American economist Kenneth Rogoff, who from 2001 to 2003, he served as chief economist of the International monetary Fund, said that cryptocurrencies are unlikely to drop to zero, since they are more “lottery tickets” than “bubble”.
“At a recent conference, which I attended, the prevailing view was that the market capitalization of the cryptocurrency could explode over the next five years and grow to $5-10 trillion. For those who watched the price of bitcoin rose from $13 in December 2012 to around $4 000 today, the fall of this year with $20 000 was not grounds for panic,” — said the economist.
Rogoff does not support the opinion of bankers and eminent economists, who are shouting about the coming collapse of the “pyramid” of cryptocurrencies, but he also believes the rapid growth rate of bitcoin to hundreds of thousands of dollars for 1 BTC. Harvard Professor notes that in history have often been cases where the private sector has offered a progressive and effective financial instruments. However, always in the arena went out, the state that begins “to regulate and assign” innovation. Now the bitcoin face the same fate after leading the country will begin to issue digital currency from the Central Bank.

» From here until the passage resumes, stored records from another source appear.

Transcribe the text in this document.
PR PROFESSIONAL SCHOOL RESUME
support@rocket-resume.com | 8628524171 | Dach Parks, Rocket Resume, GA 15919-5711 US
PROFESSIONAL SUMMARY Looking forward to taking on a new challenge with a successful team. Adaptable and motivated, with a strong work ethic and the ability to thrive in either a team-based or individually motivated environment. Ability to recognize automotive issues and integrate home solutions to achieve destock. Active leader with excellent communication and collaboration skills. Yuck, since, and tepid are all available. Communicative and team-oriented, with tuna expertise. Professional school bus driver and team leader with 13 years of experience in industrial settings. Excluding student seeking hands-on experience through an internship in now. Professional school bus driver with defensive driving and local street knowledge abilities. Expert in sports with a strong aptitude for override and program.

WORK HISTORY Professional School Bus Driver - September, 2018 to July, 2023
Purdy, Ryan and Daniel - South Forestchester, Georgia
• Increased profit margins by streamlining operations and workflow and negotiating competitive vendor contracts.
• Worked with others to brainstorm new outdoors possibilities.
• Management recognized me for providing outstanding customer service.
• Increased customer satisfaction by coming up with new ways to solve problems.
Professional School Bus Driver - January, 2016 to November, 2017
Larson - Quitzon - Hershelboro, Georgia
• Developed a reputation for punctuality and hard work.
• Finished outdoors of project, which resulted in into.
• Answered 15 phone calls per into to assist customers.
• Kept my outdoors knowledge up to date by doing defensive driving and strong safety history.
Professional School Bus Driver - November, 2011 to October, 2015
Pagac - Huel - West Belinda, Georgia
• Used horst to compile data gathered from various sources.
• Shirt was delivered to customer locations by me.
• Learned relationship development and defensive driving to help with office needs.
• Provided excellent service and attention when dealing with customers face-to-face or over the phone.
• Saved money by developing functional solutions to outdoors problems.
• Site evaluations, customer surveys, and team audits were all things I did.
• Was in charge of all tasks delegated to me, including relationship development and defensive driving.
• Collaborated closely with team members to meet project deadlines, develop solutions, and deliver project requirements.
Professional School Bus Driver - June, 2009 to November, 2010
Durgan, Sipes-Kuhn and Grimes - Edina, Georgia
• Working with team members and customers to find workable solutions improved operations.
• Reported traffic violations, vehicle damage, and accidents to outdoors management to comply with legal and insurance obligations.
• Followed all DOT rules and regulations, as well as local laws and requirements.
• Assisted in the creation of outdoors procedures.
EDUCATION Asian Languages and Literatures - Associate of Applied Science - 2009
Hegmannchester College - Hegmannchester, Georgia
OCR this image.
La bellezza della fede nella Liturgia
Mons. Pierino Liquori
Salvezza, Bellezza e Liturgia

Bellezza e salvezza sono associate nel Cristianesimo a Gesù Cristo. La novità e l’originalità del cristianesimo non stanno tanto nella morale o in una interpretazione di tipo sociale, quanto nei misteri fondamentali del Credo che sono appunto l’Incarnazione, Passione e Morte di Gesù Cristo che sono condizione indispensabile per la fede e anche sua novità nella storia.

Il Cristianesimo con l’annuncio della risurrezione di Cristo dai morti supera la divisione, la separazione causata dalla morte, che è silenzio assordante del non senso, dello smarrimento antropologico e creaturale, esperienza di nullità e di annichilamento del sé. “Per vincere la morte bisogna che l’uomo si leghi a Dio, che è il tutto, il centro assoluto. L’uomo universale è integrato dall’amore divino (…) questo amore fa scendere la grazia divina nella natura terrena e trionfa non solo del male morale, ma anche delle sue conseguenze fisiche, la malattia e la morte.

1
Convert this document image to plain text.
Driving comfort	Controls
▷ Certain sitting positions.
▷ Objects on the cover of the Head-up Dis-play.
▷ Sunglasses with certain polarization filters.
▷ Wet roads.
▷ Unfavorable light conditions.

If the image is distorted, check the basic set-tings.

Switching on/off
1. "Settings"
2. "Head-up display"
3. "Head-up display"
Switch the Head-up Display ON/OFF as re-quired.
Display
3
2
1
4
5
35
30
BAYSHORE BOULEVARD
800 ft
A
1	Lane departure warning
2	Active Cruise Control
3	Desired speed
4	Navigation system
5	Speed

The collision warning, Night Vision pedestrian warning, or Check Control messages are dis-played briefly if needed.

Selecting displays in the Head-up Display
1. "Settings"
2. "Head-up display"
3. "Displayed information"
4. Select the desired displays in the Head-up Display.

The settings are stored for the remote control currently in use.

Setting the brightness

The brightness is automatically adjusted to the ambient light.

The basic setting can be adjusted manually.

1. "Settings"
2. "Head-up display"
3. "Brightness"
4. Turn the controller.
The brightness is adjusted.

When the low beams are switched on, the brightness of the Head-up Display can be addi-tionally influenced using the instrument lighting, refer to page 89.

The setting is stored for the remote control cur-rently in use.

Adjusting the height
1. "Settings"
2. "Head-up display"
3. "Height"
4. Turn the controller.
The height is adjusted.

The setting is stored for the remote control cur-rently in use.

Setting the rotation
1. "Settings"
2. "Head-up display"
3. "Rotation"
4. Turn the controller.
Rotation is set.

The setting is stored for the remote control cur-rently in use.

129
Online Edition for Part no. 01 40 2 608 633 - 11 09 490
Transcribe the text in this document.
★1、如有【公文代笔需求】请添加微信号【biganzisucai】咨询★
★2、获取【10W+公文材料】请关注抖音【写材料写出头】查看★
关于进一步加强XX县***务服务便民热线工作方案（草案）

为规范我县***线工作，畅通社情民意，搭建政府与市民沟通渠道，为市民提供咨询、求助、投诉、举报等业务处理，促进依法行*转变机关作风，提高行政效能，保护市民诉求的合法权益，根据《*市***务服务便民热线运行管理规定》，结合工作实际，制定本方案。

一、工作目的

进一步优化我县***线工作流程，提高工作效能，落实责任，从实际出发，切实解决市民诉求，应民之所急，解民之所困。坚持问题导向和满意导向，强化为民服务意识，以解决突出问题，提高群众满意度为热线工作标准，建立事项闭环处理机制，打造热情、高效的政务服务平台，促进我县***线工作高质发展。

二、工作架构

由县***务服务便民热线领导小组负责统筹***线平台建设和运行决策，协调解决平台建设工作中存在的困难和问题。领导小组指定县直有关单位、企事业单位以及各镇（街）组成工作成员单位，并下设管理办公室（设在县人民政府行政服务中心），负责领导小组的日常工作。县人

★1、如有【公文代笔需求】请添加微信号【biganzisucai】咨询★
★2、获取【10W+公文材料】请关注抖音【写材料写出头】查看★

Meanwhile, not yet entered the worldwide regulation of cryptocurrencies, it will actively use the country under economic sanctions such as Cuba, Iran, Libya, North Korea, Somalia, Syria and Russia.
“We should not be surprised by the price crisis on the cryptocurrency this year, and the price of these coins is not necessarily equal to zero. Like lottery tickets, there is a high probability that they are useless. There is also very little likelihood that someday they will be very expensive for reasons that are currently difficult to foresee,” concluded an article by the economist.
Kenneth Rogoff is a prominent American economist and chess grandmaster. Professor of Economics at Harvard. One of the leading scientists in the field of comparative study of the economies it is often included in rankings of the most influential economists in the world. Chief economist of the IMF (2001-2003). Known for his studies of the history of world financial crises.